Supreme Court asks political parties to disclose details of electoral bonds to Election Commission in 'sealed cover'

The ruling on electoral bonds came a day after the top court rejected the Centre's appeal to let it continue using the funding system till the end of Lok Sabha Election 2019

FP Staff April 12, 2019 11:54:29 IST
Supreme Court asks political parties to disclose details of electoral bonds to Election Commission in 'sealed cover'
  • Political parties are to hand over these details of donations received till 15 May in sealed envelopes

  • The court also said that bank account details of the parties should be given

  • The apex court further said that the issue of electoral bonds requires detailed and lengthy hearing

Delivering its verdict on the legality of electoral bonds scheme, the Supreme Court on Friday asked all political parties to disclose details of donors and furnish money received through them to the Election Commission by 30 May. Parties are to hand over these details of donations received till 15 May in sealed envelopes, reported News18. The court also said that bank account details of the parties should be given.
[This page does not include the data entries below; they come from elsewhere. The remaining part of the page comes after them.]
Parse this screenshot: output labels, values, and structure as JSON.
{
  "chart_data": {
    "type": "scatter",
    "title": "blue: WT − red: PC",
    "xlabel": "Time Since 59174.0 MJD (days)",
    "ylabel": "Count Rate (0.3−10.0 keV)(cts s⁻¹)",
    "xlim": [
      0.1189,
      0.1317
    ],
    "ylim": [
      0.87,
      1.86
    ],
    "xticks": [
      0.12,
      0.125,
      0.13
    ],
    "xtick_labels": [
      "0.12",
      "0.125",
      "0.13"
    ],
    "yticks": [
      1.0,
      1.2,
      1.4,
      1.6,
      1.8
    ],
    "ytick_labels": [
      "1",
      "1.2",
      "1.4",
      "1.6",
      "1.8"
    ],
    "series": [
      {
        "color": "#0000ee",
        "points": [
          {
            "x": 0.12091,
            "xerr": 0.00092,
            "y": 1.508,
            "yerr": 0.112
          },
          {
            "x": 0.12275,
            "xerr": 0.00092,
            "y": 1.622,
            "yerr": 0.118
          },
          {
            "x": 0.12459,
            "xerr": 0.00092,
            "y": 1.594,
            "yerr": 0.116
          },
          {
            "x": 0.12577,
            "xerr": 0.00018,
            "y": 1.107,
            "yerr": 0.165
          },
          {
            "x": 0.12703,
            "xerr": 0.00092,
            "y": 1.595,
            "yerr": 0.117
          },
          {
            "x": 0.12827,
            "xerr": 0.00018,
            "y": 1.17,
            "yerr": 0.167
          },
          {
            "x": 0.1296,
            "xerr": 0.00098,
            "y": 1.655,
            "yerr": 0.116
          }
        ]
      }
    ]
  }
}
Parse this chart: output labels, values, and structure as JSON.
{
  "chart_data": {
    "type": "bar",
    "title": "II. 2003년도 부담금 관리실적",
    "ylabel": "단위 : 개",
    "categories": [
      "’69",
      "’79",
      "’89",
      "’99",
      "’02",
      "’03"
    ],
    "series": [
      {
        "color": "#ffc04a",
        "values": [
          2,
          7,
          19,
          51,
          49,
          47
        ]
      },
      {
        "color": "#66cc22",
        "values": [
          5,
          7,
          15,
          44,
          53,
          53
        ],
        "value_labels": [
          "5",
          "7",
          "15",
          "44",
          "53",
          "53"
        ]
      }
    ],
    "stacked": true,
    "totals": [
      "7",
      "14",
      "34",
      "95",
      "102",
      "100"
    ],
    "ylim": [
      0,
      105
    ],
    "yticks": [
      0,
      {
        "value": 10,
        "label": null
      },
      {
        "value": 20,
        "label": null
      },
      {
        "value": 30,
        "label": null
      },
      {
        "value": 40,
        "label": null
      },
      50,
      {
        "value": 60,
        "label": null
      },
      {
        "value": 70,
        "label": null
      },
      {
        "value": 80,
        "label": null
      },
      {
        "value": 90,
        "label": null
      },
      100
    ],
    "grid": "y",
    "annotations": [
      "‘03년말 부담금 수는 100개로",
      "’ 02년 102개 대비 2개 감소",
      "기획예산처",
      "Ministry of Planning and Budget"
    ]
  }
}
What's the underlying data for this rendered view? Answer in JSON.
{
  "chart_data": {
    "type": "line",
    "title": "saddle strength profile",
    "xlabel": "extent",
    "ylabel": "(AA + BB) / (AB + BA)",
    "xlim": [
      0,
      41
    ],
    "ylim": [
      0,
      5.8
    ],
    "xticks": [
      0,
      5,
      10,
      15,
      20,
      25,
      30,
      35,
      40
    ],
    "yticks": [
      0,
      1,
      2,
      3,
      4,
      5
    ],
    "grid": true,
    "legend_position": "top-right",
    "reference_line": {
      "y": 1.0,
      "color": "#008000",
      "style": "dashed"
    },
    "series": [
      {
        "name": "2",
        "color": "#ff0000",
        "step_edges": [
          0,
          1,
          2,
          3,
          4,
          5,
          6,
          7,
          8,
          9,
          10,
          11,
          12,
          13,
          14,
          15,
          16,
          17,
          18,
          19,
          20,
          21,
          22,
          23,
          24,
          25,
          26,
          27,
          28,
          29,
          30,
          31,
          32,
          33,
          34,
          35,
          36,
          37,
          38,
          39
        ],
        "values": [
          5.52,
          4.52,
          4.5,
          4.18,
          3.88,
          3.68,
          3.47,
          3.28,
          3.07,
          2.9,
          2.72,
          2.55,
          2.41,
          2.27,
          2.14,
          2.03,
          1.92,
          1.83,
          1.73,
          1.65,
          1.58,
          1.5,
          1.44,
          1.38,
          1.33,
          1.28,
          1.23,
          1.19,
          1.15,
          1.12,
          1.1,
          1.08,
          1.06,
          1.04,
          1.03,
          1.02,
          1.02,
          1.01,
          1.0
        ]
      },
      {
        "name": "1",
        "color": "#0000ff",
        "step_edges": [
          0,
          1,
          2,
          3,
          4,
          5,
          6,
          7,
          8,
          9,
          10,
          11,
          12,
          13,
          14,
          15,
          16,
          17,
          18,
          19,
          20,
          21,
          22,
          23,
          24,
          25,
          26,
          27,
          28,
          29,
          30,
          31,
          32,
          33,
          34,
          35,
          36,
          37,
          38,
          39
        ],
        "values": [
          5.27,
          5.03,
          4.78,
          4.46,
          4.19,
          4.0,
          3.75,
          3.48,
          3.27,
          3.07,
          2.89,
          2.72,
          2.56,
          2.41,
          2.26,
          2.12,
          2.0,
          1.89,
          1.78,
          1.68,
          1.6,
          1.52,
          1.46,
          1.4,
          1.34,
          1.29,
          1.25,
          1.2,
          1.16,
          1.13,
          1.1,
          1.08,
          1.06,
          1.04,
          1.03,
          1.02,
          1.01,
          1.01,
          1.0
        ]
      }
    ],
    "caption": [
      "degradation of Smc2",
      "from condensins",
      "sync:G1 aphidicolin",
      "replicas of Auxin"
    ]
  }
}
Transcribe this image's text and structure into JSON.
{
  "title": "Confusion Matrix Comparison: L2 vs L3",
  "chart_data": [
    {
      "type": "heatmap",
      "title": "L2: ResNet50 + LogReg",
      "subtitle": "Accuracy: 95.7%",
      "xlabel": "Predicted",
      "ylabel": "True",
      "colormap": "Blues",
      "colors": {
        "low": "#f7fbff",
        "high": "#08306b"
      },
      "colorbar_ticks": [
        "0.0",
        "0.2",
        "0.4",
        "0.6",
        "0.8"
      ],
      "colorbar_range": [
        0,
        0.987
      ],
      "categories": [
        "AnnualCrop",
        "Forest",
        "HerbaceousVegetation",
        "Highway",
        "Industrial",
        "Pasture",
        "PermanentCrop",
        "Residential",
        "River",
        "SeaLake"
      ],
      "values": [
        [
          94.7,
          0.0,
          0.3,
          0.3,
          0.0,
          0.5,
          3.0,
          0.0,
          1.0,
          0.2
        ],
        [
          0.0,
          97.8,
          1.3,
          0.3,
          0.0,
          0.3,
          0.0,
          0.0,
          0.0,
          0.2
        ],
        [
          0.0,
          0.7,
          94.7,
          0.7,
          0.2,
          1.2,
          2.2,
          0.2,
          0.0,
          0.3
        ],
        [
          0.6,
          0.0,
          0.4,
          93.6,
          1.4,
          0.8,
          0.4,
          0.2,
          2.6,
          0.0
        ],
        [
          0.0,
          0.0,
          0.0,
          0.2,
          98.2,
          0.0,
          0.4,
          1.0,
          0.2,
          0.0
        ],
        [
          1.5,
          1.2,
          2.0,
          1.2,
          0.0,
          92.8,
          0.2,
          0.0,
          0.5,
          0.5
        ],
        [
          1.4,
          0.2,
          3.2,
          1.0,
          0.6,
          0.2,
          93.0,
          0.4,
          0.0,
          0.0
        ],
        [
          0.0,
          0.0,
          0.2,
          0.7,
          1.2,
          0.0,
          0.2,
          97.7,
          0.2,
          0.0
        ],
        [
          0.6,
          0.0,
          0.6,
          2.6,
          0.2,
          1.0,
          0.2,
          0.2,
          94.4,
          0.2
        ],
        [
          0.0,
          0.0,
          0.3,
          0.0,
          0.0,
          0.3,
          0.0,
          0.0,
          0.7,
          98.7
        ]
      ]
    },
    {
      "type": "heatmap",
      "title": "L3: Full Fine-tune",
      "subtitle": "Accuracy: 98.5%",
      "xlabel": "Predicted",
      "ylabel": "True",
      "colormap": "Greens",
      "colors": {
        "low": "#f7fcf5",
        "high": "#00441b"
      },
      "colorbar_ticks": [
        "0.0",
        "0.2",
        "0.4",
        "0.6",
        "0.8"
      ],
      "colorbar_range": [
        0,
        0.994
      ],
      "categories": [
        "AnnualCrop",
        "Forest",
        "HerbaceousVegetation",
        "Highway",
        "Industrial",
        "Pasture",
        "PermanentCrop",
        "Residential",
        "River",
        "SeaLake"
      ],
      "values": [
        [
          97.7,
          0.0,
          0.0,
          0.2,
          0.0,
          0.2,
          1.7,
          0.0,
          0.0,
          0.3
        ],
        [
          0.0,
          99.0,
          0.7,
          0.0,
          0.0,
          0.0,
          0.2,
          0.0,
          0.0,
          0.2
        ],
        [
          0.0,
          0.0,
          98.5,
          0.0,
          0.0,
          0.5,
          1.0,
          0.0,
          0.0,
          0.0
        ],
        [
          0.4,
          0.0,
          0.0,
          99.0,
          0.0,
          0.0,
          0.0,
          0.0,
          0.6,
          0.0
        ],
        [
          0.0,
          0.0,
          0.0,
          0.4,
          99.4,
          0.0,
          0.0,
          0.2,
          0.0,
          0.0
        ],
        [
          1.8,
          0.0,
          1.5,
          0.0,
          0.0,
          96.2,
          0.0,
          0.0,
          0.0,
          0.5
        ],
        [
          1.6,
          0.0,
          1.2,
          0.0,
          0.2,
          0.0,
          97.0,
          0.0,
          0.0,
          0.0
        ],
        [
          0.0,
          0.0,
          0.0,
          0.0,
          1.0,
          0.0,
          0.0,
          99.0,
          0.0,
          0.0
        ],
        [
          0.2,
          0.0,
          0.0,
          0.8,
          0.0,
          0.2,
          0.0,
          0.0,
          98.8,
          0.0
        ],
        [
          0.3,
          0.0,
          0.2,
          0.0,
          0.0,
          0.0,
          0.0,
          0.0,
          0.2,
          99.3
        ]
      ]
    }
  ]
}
The apex court further said that the issue requires detailed and lengthy hearing. The case is being heard by a three-judge bench headed by Chief Justice of India Ranjan Gogoi, along with Justices Deepak Gupta and Sanjiv Khanna.

The ruling came a day after the top court rejected the Centre's appeal to let it continue using the funding system till the end of Lok Sabha Election 2019. The government had argued that it was not necessary for voters to know the identity of contributors.

The Centre and the Election Commission (EC) had taken contrary stand in the matter with the government wanting to maintain anonymity of donors while the election watchdog vouching for transparency.

Supreme Court asks political parties to disclose details of electoral bonds to Election Commission in sealed cover

File image of the Supreme Court. AP

The plea filed by Association of Democratic Reforms (ADR), and represented by advocate Prashant Bhushan, had challenged the validity of the scheme and sought interim relief, including that either the issuance of electoral bonds be stayed or the names of the donors be made public to ensure transparency in the poll process.

The EC had, in fact, raised concerns as early as 2017, the same year when Union minister Arun Jaitley first floated the idea of electoral bonds in his Budget 2017-18 speech. The poll panel had written a three-page letter on 26 May, 2017, saying that amendments have been made in the Finance Act, 2017, which brought changes in the Income-Tax Act, the Companies Act, 2013 and the Representation of People Act (RPA), 1951, to provide launch of these electoral bonds. The amendments, the commission noted, could have "serious impact on transparency".

The Centre had on 4 April further opposed the EC and justified the changes in law saying it was "a pioneer step" to bring poll reforms "ensuring transparency" and "accountability" in political funding.